Ce qui fait tenir l’idéologie des “Lumières” comme objet historique, distinct de la “philosophie du XVIIIe siècle”, c'est selon Antoine Lilti “le besoin que nous avons, inlassablement, de nous confronter à la scène originelle des espoirs et des craintes soulevés par la modernité.” Cette citation montre la nécessité que nous avons à nous référer à l’idéologie des lumières comme exemple car elle fut la première à s'intéresser et s’interroger au progrès, à l’évolution de la société et de ses crises. Les Lumières apparaissent donc et encore aujourd’hui comme une solution invoquée dans l’espace public dans un combat contre l’obscurantisme. Elles sont donc une réponse collective au surgissement de la modernité, dont les ambivalences et incertitudes forment aujourd’hui encore notre horizon.

 

Sources :

Penser la Révolution française, François Furet, Gallimard, 1978.

Qu’est-ce que les Lumières ? Alphonse Dupront, 1996.

http://archives.lesechos.fr/archives/cercle/2012/03/20/cercle_44784.htm

Timothy.
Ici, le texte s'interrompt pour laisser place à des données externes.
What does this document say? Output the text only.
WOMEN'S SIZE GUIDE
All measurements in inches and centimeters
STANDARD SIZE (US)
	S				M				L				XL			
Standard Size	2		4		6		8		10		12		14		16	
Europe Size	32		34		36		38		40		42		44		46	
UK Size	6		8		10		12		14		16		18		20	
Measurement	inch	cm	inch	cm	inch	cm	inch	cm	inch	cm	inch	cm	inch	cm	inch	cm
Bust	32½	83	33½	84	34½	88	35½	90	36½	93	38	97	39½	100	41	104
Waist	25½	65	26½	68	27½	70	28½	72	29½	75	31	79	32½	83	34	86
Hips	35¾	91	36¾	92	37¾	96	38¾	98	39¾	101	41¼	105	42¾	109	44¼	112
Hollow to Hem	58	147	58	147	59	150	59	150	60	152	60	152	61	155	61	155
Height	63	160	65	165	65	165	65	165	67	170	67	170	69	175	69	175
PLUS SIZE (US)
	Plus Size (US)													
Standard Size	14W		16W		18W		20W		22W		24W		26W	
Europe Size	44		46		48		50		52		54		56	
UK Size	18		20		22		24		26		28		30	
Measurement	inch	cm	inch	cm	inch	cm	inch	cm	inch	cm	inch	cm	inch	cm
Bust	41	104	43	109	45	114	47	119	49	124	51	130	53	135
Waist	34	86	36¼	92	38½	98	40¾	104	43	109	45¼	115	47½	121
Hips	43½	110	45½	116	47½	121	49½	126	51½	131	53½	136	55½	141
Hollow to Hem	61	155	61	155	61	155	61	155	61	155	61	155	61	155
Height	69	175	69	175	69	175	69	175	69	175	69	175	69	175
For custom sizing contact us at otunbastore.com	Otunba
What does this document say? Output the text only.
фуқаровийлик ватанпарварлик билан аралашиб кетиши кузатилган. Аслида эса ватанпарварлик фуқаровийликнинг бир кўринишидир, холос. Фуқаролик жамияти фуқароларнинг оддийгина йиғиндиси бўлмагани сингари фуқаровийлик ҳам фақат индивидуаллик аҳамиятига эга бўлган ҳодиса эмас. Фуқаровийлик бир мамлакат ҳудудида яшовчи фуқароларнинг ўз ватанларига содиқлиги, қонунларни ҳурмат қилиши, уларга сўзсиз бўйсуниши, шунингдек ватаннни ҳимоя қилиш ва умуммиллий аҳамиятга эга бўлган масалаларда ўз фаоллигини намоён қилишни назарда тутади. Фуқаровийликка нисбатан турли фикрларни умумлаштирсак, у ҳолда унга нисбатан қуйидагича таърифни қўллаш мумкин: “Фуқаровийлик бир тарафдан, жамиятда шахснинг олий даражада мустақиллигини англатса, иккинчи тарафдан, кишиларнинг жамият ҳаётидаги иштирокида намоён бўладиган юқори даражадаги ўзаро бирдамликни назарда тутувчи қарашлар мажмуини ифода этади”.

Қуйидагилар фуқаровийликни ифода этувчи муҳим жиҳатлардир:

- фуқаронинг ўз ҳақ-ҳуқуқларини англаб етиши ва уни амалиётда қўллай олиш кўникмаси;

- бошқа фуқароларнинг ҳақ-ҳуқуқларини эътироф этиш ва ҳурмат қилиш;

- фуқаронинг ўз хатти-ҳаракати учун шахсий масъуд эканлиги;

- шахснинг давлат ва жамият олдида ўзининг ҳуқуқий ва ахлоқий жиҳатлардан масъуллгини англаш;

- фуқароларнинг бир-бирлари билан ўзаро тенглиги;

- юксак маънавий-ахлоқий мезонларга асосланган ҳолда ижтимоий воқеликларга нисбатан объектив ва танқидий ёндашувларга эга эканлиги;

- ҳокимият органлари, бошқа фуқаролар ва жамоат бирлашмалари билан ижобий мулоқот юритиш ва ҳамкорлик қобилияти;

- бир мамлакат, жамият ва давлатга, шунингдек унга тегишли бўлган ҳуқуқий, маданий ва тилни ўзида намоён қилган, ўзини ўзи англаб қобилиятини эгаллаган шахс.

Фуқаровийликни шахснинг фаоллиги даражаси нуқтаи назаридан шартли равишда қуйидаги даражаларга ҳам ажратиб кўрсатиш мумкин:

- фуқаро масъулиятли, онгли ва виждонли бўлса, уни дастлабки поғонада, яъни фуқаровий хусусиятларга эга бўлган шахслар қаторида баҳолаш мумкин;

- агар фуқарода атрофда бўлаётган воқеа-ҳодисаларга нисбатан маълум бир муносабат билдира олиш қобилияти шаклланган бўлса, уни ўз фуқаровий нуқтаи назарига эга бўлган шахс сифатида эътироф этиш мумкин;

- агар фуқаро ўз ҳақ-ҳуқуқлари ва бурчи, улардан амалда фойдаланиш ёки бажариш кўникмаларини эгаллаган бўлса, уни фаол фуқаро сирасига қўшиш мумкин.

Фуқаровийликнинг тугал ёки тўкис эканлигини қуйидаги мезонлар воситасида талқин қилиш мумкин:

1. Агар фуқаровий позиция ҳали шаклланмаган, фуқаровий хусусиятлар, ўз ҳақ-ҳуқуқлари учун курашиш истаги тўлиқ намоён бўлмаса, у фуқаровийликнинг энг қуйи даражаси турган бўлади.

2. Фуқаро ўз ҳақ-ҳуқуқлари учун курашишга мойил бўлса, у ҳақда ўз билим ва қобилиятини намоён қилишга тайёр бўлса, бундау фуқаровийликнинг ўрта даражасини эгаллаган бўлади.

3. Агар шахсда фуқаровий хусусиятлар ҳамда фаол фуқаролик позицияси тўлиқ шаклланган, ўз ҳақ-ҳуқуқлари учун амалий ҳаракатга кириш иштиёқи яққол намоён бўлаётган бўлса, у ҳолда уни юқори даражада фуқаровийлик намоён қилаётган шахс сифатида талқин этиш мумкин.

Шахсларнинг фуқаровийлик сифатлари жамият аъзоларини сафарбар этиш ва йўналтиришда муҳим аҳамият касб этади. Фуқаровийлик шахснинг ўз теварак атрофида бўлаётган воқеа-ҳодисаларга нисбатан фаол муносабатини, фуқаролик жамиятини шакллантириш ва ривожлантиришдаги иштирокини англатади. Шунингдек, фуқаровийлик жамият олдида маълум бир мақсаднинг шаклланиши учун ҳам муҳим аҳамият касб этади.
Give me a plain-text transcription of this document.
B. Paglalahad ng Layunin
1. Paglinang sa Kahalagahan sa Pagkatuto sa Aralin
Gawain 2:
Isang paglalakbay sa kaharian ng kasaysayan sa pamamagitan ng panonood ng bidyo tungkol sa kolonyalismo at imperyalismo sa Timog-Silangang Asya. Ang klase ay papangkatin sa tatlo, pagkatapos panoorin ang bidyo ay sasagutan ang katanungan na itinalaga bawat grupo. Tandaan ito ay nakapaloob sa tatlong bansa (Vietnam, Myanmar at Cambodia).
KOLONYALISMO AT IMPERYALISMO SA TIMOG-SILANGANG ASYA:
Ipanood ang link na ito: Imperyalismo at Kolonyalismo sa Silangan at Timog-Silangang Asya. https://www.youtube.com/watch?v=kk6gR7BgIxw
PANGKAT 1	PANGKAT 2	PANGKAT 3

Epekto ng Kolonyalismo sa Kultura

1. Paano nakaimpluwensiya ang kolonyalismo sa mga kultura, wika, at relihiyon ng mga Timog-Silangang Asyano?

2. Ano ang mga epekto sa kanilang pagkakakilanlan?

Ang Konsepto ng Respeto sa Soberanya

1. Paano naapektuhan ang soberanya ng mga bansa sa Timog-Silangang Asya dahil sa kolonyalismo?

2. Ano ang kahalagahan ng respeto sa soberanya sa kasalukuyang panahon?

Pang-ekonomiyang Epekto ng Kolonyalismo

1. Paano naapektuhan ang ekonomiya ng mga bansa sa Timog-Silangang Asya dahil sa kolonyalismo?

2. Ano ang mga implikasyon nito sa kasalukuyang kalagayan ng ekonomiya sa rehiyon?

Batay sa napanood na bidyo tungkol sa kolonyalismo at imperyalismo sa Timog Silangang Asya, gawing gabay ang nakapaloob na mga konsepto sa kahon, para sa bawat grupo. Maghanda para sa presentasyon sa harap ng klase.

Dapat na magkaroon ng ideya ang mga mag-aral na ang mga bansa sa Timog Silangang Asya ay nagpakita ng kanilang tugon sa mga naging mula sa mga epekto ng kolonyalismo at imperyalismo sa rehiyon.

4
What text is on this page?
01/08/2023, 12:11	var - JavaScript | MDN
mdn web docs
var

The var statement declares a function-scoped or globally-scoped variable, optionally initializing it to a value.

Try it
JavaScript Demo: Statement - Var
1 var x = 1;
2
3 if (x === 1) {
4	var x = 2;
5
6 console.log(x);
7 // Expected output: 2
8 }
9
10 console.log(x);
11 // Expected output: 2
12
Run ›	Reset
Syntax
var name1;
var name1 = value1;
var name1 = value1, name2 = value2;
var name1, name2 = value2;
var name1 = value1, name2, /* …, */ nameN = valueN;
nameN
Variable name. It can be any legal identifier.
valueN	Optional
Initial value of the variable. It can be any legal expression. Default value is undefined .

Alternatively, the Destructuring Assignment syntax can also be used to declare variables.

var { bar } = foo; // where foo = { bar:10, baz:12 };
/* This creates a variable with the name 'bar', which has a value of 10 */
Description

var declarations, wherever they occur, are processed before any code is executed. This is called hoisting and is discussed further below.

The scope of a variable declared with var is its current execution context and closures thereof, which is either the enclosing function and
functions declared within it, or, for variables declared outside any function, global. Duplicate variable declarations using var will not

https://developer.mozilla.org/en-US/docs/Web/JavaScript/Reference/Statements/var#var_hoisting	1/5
Tackett « Le processus de radicalisation au début de la Révolution française », dans B. Gaïti, A. Collovald (dir.), La démocratie aux extrêmes. Sur la radicalisation politique. p 47-66.

Roger Chartier, Les origines culturelles de la révolution française - Chapitre 4 Les livres font ils les révolutions ?

Maffesoli Michel. L'idéologie, sa genèse et sa duplicité. In: L'Homme et la société, N. 35-36, 1975. Marxisme critique et idéologie. pp. 199-214.